Nul doute que, dans la production de Walter Boudreau, le Concerto de l’asile occupe une place éminente. La question qui recevra des réponses subjectives individuelles est immuable le concernant et tient au sens de la mesure. Le sujet tombe bien. Démesure et Gauvreau… Si un concerto sur Gauvreau « déborde » saurait-on vraiment asticoter Walter Boudreau là-dessus ?

Pour l’auditeur reste la question de l’envie de renouveler l’expérience, donc de l’achat même du disque. Peut-être que les services de lecture en continu auront du bon, histoire de se faire une idée ? Commencez alors par le 2e mouvement : c’est dans les espaces du rêve que Gauvreau, Boudreau, Lefèvre et Shelley se rejoignent sans discussion. Ce volet dure 8 minutes. Le concerto en fait 44.

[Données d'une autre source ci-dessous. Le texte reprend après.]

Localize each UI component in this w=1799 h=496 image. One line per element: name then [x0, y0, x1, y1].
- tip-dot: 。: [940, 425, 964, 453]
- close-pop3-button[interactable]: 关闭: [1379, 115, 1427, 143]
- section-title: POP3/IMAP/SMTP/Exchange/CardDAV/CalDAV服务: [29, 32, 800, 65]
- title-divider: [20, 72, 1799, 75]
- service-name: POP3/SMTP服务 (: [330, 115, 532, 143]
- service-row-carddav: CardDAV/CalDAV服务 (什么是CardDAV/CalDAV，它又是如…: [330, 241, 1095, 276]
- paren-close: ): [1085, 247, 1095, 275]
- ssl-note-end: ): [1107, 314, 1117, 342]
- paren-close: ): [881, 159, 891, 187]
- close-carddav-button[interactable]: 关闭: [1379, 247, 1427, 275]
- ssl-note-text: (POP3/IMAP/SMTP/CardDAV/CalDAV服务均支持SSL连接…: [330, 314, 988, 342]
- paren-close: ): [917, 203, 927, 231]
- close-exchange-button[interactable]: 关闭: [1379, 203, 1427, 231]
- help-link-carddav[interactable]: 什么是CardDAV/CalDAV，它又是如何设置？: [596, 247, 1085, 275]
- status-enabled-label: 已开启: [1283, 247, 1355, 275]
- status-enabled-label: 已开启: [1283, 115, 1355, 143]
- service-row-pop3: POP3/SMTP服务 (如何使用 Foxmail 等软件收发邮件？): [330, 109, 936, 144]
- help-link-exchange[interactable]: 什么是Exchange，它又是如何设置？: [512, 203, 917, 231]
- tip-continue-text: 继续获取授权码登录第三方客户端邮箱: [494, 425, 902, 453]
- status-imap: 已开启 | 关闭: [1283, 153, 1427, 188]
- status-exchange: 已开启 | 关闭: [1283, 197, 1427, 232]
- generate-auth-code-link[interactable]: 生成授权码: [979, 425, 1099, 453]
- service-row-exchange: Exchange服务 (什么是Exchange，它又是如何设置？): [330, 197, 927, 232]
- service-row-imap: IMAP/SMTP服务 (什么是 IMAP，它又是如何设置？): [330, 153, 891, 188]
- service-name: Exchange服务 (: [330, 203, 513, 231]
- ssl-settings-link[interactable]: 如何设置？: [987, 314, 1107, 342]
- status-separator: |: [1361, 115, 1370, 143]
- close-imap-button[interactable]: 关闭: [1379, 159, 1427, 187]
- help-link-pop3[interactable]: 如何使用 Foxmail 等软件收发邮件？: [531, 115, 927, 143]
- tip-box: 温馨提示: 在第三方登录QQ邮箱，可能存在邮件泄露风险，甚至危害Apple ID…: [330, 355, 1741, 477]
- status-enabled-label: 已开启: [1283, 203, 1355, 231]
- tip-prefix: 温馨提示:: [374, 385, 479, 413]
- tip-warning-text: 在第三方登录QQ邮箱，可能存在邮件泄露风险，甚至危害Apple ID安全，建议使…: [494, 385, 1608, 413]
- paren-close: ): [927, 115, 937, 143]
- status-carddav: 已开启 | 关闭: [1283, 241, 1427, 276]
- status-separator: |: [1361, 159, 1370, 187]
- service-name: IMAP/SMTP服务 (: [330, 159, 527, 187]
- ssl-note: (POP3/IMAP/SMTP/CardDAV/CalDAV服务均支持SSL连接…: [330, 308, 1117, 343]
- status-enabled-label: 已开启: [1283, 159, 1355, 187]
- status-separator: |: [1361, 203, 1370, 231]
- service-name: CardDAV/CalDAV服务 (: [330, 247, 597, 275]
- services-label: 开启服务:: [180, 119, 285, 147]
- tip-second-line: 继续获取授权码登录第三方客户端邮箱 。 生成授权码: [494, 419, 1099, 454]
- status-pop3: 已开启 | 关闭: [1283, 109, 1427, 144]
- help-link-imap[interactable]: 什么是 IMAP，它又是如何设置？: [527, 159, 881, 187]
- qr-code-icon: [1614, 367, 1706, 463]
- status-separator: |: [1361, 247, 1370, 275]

En ce qui concerne les œuvres symphoniques, on ne peut que se réjouir d’avoir des disques d’Alexander Shelley. La pavane est très sensible. Il manque la vibration « à la française » du cor solo. Schéhérazade décolle véritablement, et de la plus belle manière, à partir de l’allegro molto au cœur du second mouvement, Le récit du prince Kalender. Évidemment, personne n’achètera un double album aussi hétéroclite pour Rimski-Korsakov. Le sujet de la parution est le concerto de Walter Boudreau par Alain Lefèvre dans un environnement orchestral enfin idéal.

The Bounds of Our Dreams – Aux frontières de nos rêves

Ravel. Pavane pour une infante défunte. Boudreau : Concerto de l’asile. Rimski-Korsakov : Schéhérazade. Alain Lefèvre (piano), Orchestre du Centre national des arts, Alexander Shelley. Analekta 2 CD AN 28874-5.